(Saint Paul, MN) Today, in United States Bankruptcy Court for the District of Delaware, survivors and their attorneys reached a partial settlement with the Boy Scouts of America. The 111-year-old organization and its local councils across the country will pay $850 million to tens of thousands of survivors of sexual abuse.
The $850 million settlement is only a partial resolution that includes the National Boy Scouts of America and its local councils, which is only one part of the overall liability associated with decades of childhood sexual abuse within these scouting programs. Under the proposed deal includes payment by the national BSA organization in the amount of $250 million, made up of cash and other assets, and payment from the combined local council group totaling $600 million in cash and property.
This is an important step, but this case is far from over. Even though the Boy Scouts of America filed for Chapter 11 Bankruptcy over a year ago, and this agreement is the result of long and difficult negotiations, there are crucial parties who did not participate in this agreement and still need to come to the table. Those insurance companies and other responsible parties continue to deny any responsibility for the abuse inflicted on children in scouting for over a century, which is completely unacceptable.
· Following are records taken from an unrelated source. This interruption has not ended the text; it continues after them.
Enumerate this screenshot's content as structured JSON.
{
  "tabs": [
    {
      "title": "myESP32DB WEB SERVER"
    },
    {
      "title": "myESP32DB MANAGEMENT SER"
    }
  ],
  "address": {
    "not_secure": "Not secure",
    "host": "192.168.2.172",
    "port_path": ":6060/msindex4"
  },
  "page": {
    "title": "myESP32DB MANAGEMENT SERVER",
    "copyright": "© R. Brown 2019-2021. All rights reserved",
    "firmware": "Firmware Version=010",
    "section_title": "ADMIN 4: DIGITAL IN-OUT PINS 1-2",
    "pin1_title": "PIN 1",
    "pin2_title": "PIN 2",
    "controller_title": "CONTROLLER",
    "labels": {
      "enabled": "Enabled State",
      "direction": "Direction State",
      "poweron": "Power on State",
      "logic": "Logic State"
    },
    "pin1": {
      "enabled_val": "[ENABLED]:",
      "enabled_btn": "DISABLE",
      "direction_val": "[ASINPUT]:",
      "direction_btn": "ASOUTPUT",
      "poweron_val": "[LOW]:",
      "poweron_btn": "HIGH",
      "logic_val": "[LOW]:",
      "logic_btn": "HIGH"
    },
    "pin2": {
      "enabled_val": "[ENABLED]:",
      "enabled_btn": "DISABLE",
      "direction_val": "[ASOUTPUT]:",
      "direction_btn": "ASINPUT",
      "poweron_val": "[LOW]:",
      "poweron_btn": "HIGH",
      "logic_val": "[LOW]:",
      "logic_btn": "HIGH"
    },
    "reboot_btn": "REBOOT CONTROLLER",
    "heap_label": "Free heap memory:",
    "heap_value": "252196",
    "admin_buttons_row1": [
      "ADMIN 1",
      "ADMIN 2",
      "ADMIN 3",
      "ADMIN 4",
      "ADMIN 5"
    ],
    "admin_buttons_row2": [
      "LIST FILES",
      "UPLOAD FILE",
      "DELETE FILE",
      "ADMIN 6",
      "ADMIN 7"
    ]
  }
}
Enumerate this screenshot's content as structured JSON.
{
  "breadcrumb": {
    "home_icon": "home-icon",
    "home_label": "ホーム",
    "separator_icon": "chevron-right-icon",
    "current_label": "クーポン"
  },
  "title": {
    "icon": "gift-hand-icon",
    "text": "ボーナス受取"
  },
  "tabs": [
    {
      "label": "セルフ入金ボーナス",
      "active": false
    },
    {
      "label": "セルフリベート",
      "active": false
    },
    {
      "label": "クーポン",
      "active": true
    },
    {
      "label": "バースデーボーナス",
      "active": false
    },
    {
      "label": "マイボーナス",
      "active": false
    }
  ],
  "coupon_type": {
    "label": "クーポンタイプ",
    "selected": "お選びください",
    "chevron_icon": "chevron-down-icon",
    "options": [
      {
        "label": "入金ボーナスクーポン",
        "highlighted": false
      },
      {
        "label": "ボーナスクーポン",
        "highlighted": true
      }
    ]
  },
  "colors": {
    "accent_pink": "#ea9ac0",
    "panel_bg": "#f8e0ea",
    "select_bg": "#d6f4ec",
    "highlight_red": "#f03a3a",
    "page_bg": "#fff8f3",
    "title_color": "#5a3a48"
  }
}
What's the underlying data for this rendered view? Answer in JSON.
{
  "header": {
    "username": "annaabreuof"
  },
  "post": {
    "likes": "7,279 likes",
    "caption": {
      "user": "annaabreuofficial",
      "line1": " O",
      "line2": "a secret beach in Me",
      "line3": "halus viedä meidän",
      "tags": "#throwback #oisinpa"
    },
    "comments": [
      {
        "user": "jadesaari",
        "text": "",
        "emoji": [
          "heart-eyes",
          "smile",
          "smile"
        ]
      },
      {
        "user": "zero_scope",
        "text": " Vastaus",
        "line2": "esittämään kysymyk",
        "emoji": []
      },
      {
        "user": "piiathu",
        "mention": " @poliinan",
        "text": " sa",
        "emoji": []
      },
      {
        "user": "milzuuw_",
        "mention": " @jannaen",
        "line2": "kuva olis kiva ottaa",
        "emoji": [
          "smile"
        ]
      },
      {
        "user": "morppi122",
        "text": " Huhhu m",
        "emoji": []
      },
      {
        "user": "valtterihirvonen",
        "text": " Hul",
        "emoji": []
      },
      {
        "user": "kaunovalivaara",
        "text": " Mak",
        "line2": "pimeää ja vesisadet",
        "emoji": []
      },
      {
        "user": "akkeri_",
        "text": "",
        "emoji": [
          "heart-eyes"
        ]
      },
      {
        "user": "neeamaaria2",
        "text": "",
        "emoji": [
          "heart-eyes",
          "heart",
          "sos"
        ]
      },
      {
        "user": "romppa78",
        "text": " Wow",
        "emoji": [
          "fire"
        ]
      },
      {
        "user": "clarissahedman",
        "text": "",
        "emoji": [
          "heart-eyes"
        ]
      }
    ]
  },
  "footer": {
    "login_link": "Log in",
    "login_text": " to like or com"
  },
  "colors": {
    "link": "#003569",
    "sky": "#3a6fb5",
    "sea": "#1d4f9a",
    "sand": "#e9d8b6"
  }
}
The lack of insurance participation in this agreement signals the battle that is yet to come with the insurance companies on this case. While the BSA and its councils paid insurance premiums for generations to provide coverage to children who participated in their programs for injuries they might suffer, it is clear that the insurance companies do not intend to pay anything to those former scouts for those covered injuries without an epic legal battle. The attorneys at Jeff Anderson & Associates expect the insurers to make every effort to draw this fight out as long as possible, an affront to the legal system that is intended to cause further harm to these survivors who have already been through so much. We remain optimistic that when the dust settles, there will be far more compensation added to this total coming from other sources who did not participate in the agreement announced today.